I have compiled in SPMD (MPI) mode and am using 16 processors with 4
latitudes on each processor. The run goes normally until 30 day output is
reached and then blocks with all processors hung.

Input parameters:
--------------
&CCMEXP
 caseid = 'ccm3bld'
 datadir = '/g/g16/keg/projects/ccm3/ccm/bld/../data'
 ncdata = 'SEP1.T42.0198.nc'
 bndtvs = 'T42M5079.nc'
 bndtvo = 'ozn.0596.r8.nc'
 incorbuf = .TRUE.
 incorhst = .TRUE.
 incorrad = .TRUE.
 iradsw = -1
 iradlw = -1
 iradae = -12
 dtime = 1200.
 nestep = -32
 ninavg = 'Q'
 mfilt = 1
 irt = 0
 iyear_ad = 1950
 /
 &lsmexp
 datadir = '/g/g16/keg/projects/ccm3/ccm/bld/../data'
 finidat = 'arbitrary initialization'
 /
--------------

I note the the variable lat, giving the latitude index, is generated in
SCAN1BC and passed through LINEMSBC to WRITUP. WRITUP contains the following
loop:
--------------
      kfld = 1
      do ktape=1,mtapes
C
C Check hstwr to determine if it is time to write hist. file no. ktape
C
         if (hstwr(ktape)) then
C
C Write data to history file
C
            call wshist(ktape ,lat ,mflds(1,kfld),
     $ hbuf(hbufpt(ktape)))
         end if
         kfld = kfld + nflds(ktape)
      end do
--------------

This loop implies that, for a given latitude, WSHIST is called for each
history file to be output at the current time. In my case, I find at 30 days
I have mtapes=2, and
hstwr(1:2)=1. Thus, for example, my processor 1 will call WSHIST twice for
each of latitudes 5, 6, 7, and 8. I have confirmed, using totalview, that
this is indeed the case.

In WSHIST, I find the following for processors other that the master
processor:
-------------

c
c Pack and ship my data to processor 0
c
        write(0,*)'WSHIST: writing sending my latitude = ',lat
        call MPI_SEND(hbuf,nplen(ktape),
     $ REALTYPE,0,
     $ msgtype+lat,MPI_COMM_WORLD,ier)

------------

For processor 1 and WRITEUP as given above, this will result in data being
sent to processor 0 in the following order:

(latitude,ktape) = (5,1), (5,2), (6,1), (6,2), (7,1), (7,2), (8,1), (8,2)
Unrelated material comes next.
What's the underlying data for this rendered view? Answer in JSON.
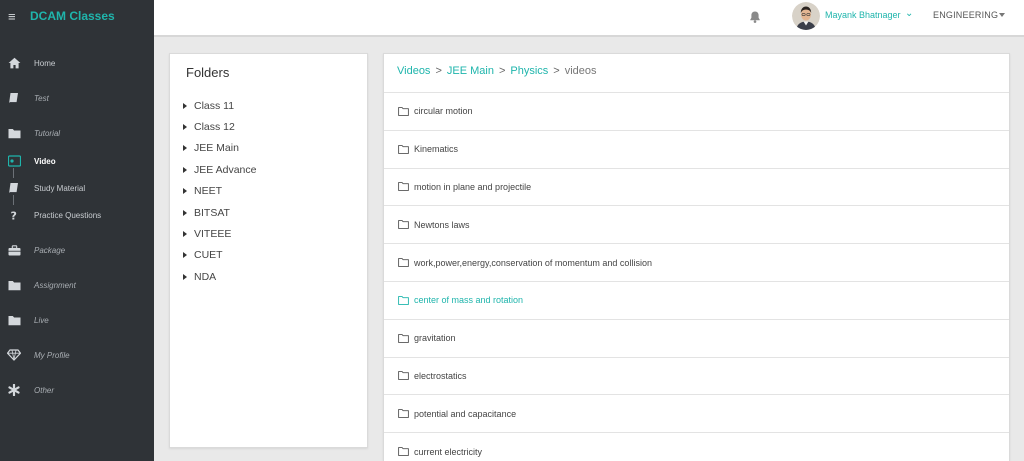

For processor 0, the following seqment picks up messages from the other
processors
when lat=1. This should thus occur on two successive calls to WSHIST on
processor 0, one with (lat=1,ktape=1) and one with (lat=1,ktape=2).

-------------------------------------------
c The following code assumes lat=1 is on processor 0. Get all latitudes for
c a given processor now since number of lats per processor may vary.
c
        if (lat.eq.1) then
          do iproc=1,npes-1
            do j=cut(1,iproc),cut(2,iproc)
c
c receive latitude "j"
c
              call MPI_RECV(hbuf,nplen(ktape),
     $ REALTYPE,proc(j),
     $ msgtype+j,MPI_COMM_WORLD,stat,ier)
              call wrtharr(hunit(ktape),hbuf,nplen(ktape),j,plon)
            end do
          end do
        end if
      end if
-----------------------------------------

Thus processor 0 is trying to sweep through all latitudes for ktape=1 and
then, on the next call to WSHIST, sweep through all latitudes for ktape=2.
WHICH IS NOT THE ORDER IN WHICH THEY ARE BEING SENT. Thus, when processor 1
generates (lat=5,ktape=2) processor 0 is looking for (lat=6,ktape=1). Since
MPI_SEND and MPI_RECV are blocking, a hang ensues. Processors 0 and 1 are
deadlocked, and all other processors are waiting for their first latitude to
be accepted. Note that accepting a message depends on processor and on the
communication id, which depends on the latitude index.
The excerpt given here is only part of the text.